Inspector General Michael E. Horowitz’s December 9th, 2019 report clearly lays out that their informant Mr. Stefan Halper actually recorded conversations that were exculpatory and would have denied any authority to wiretap Trump’s campaign. Mr. Halper was a long-standing Washington national security expert and a Cambridge University professor. He managed to finagle himself to be friends with George Papadopoulos and Carter Page, while covertly attempting to engage with a senior Trump campaign official in New York.
What he recorded would have denied the wiretap had it be presented to the court instead of withheld. The Inspector General made it very clear that the FBI withheld those tapes from four sworn affidavits agents presented to federal judges to authorize Foreign Intelligence Surveillance Act (FISA) electronic and physical spying on Mr. Page. This is outright fraud.
Nevertheless, government prosecutors can wrongly convict innocent people and the court of appeals will turn a blind eye to what any rational person would call outright corruption. When a key prosecution witness lied on the stand during a murder trial, and the judge and the lawyers all knew it, and they still try to make sure the person is found guilty, it is a situation that is just unimaginable.
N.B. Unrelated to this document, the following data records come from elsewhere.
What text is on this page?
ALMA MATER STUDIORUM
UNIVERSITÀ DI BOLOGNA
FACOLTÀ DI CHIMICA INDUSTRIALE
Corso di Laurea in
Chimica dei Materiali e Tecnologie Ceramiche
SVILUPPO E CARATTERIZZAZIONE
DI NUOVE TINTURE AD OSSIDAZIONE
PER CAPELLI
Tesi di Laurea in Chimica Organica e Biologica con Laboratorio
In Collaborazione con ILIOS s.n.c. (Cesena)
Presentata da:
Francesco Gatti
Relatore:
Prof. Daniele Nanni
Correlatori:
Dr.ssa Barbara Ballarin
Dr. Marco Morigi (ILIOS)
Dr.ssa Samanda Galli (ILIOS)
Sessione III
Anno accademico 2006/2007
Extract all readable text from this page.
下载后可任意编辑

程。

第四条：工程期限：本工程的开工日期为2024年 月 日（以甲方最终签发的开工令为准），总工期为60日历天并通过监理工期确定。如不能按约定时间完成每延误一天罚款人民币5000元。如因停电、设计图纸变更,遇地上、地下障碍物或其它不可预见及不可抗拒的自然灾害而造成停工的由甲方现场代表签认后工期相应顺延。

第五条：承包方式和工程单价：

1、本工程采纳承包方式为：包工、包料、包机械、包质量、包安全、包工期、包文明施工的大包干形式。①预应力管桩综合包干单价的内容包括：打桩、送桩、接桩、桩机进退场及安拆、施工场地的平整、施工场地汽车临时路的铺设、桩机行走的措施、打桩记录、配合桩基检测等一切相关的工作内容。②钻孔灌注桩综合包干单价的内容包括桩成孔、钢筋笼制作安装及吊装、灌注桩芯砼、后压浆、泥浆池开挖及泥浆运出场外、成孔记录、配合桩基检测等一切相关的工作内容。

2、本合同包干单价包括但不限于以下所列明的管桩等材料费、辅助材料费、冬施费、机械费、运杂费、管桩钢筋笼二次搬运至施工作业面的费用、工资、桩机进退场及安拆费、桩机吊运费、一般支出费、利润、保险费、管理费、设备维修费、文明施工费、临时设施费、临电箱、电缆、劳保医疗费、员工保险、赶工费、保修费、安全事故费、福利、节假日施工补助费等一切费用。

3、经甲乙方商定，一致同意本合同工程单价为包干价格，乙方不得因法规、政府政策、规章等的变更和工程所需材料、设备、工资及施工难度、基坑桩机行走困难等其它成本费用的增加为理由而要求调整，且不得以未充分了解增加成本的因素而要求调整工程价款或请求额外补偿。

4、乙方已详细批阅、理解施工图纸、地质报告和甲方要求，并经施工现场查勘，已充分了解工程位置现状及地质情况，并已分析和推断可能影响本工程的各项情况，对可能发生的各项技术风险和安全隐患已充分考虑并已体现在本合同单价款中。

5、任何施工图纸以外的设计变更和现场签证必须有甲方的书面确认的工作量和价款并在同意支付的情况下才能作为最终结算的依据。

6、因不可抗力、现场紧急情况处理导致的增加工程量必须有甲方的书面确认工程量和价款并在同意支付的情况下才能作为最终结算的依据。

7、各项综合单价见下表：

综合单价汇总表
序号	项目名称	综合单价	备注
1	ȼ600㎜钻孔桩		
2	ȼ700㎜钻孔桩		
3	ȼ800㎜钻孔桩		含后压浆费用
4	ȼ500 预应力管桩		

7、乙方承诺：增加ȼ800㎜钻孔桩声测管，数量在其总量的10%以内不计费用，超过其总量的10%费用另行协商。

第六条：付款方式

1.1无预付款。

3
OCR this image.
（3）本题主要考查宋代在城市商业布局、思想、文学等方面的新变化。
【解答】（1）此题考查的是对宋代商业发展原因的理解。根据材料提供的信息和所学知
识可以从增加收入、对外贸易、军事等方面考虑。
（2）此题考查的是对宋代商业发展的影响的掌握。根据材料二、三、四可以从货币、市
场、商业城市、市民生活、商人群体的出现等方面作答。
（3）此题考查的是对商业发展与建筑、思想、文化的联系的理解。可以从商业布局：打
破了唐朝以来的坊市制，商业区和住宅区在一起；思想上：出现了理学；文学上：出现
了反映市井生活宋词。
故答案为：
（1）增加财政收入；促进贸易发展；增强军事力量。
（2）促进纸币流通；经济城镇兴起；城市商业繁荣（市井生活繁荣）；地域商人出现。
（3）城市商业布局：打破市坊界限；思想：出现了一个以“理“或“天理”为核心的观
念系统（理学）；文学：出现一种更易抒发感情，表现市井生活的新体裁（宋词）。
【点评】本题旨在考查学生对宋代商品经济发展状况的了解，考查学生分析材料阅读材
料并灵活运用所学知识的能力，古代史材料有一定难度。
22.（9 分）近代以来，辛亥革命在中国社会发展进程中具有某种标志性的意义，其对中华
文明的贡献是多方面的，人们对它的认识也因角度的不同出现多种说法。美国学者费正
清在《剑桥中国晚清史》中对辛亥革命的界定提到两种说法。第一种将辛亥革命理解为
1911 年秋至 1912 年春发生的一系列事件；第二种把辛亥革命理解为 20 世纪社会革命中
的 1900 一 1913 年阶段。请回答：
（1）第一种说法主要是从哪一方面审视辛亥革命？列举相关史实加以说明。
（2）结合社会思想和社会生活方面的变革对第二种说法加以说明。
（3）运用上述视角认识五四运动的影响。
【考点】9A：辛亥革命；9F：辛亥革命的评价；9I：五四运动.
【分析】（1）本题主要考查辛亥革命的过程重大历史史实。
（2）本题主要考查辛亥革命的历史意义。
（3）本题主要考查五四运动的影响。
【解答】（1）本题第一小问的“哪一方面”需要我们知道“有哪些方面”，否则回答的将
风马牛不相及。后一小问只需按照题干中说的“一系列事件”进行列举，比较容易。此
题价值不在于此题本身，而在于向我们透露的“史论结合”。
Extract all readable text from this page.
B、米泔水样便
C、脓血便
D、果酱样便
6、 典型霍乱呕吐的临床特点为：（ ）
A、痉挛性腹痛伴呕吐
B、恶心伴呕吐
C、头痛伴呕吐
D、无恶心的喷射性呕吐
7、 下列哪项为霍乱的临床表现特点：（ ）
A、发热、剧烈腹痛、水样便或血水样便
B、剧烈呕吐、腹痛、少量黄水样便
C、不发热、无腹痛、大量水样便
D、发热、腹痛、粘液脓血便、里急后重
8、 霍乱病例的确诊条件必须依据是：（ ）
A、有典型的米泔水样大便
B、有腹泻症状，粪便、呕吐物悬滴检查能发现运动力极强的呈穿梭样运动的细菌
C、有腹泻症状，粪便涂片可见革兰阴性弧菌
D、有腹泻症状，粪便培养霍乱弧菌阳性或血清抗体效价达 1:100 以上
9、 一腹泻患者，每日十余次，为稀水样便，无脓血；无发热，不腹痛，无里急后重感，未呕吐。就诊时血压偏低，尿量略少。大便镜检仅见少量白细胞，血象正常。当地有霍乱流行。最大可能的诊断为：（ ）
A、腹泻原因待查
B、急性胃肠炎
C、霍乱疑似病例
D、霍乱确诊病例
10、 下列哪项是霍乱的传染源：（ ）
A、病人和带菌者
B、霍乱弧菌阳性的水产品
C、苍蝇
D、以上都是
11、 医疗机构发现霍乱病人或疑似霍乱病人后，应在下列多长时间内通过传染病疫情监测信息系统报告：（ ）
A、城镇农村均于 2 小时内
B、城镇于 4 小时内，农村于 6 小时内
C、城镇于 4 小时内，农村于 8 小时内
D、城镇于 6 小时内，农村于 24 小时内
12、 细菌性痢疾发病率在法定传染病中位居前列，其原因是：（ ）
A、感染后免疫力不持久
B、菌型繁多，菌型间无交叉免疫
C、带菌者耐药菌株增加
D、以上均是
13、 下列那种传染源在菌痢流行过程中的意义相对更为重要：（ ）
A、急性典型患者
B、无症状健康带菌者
It denies every principle upon which the American Revolution took place.
Sixty years ago, the Supreme Court held that a State deprives a person of liberty without due process of law if it convicts him by knowingly using false testimony, and it imposed on the prosecutor the duty to see that perjured testimony is corrected. Napue v. Illinois, 360 U.S. 264, 269, 79 S.Ct. 1173, 3 L.Ed.2d 1217 (1959). Comey has acted unconstitutionally and deprived both Page and Trump of Due Process of Law. Of course, nothing will ever be done for they do not prosecute for heads of the FBI.